In short: within a wide range of schools kids will turn out about the same, academically speaking. The research supports this, but I’ve also seen plenty of anecdotal stories to support it.
What about school climate and safety? School climate is, after all, an important consideration, and there are a handful of schools in the U.S. that have significant safety issues. But the majority of schools — again, from the mediocre to the good — are relatively safe. And no climate is utopian; each situation has its own challenges. Poor schools have them. Affluent schools have them. The same goes for private schools … and yes, even for homeschool co-ops. And sometimes those problems are more universal than we’d like to think; I could tell anecdotes of bullying, for example, from just about every educational option imaginable.
If there really are problems everywhere, what is a parent to do?

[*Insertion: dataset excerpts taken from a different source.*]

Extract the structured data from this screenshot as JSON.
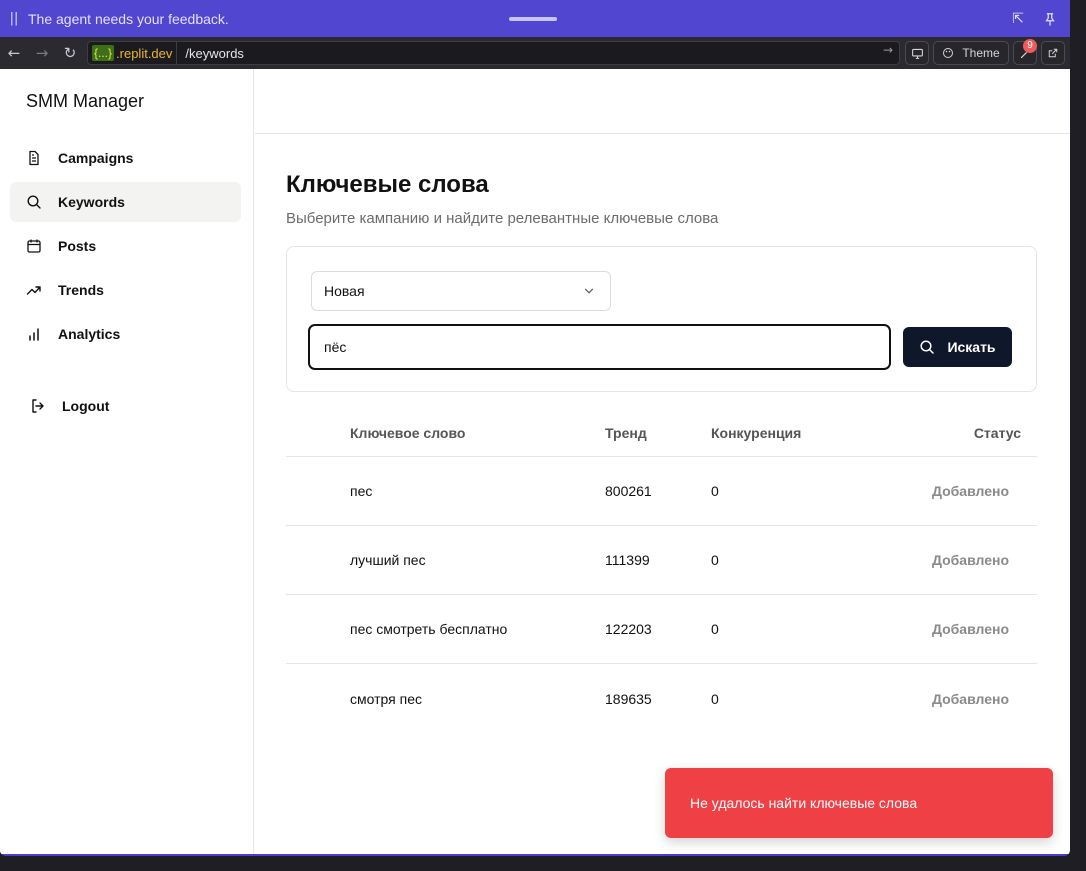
{
  "agent_bar": {
    "pause_icon": "pause-icon",
    "message": "The agent needs your feedback."
  },
  "browser": {
    "url_braces": "{...}",
    "url_domain": ".replit.dev",
    "url_path": "/keywords",
    "theme_label": "Theme",
    "notifications_count": "9"
  },
  "sidebar": {
    "brand": "SMM Manager",
    "items": [
      {
        "label": "Campaigns",
        "icon": "document-icon"
      },
      {
        "label": "Keywords",
        "icon": "search-icon"
      },
      {
        "label": "Posts",
        "icon": "calendar-icon"
      },
      {
        "label": "Trends",
        "icon": "trending-up-icon"
      },
      {
        "label": "Analytics",
        "icon": "bar-chart-icon"
      }
    ],
    "logout": "Logout"
  },
  "main": {
    "title": "Ключевые слова",
    "subtitle": "Выберите кампанию и найдите релевантные ключевые слова",
    "campaign_select": "Новая",
    "search_value": "пёс",
    "search_button": "Искать"
  },
  "table": {
    "headers": {
      "keyword": "Ключевое слово",
      "trend": "Тренд",
      "competition": "Конкуренция",
      "status": "Статус"
    },
    "rows": [
      {
        "keyword": "пес",
        "trend": "800261",
        "competition": "0",
        "status": "Добавлено"
      },
      {
        "keyword": "лучший пес",
        "trend": "111399",
        "competition": "0",
        "status": "Добавлено"
      },
      {
        "keyword": "пес смотреть бесплатно",
        "trend": "122203",
        "competition": "0",
        "status": "Добавлено"
      },
      {
        "keyword": "смотря пес",
        "trend": "189635",
        "competition": "0",
        "status": "Добавлено"
      }
    ]
  },
  "toast": {
    "message": "Не удалось найти ключевые слова",
    "color": "#ef4045"
  }
}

The trap a lot of well-intentioned parents fall into — a trap I have to be careful of in my own life — is the temptation to try and insulate their children from those issues. Instead, I encourage parents to use challenges (within reason) as an opportunity to build coping skills, perseverance, and other qualities that will serve them well in adult life. There is evidence that when kids can cultivate the ability to deal with setbacks early on, that they are more likely to experience success later in life. Conversely, children who don’t experience age-appropriate challenges may not develop the cognitive skills necessary to function in the adult world. (That is the frightening part of helicopter parenting.) Obviously common sense should rule here; sometimes a parent has to intervene. If legitimate physical or emotional abuse is in play, parents need to act. But I always encourage parents to consider things thoughtfully. Is this a truly serious problem, or is this problem something that can actually make my child a better, more mature human being?
Again, it’s just an anecdote, but here’s how I’ve seen the school scenario play out in my own life. When my now-fifth-grade daughter was about to enter kindergarten, my wife and I had a series of discussions about where to send her: public, private, homeschool, etc. We decided on sending her to the neighborhood public elementary school. My research into the school consisted of a few informal conversations with parents of kids there regarding the school climate, including some educator parents. I paid very little attention to test scores.
My daughter’s school is not what some would call a “rock star” school. It’s about as economically and socially diverse a school as they get: multiple languages, poverty and affluence, racial plurality. The school’s metrics are, by most measures, pretty average, and she deals with the issues kids deal with: good kids, bad kids, encouragement, bullying. All of it. We encourage our daughter to talk to us about it, which she does, and we help her talk through how to deal with the bad and build on the good.
So how is she doing? By every measure, just fine. Academically, she is pacing well above average, even by measure of some of the more rigorous Common Core-aligned benchmarks now in place. Socially, she thinks carefully about how to make good friendships and how to deal with bad kids.
And I’m trying, purposefully, to relax.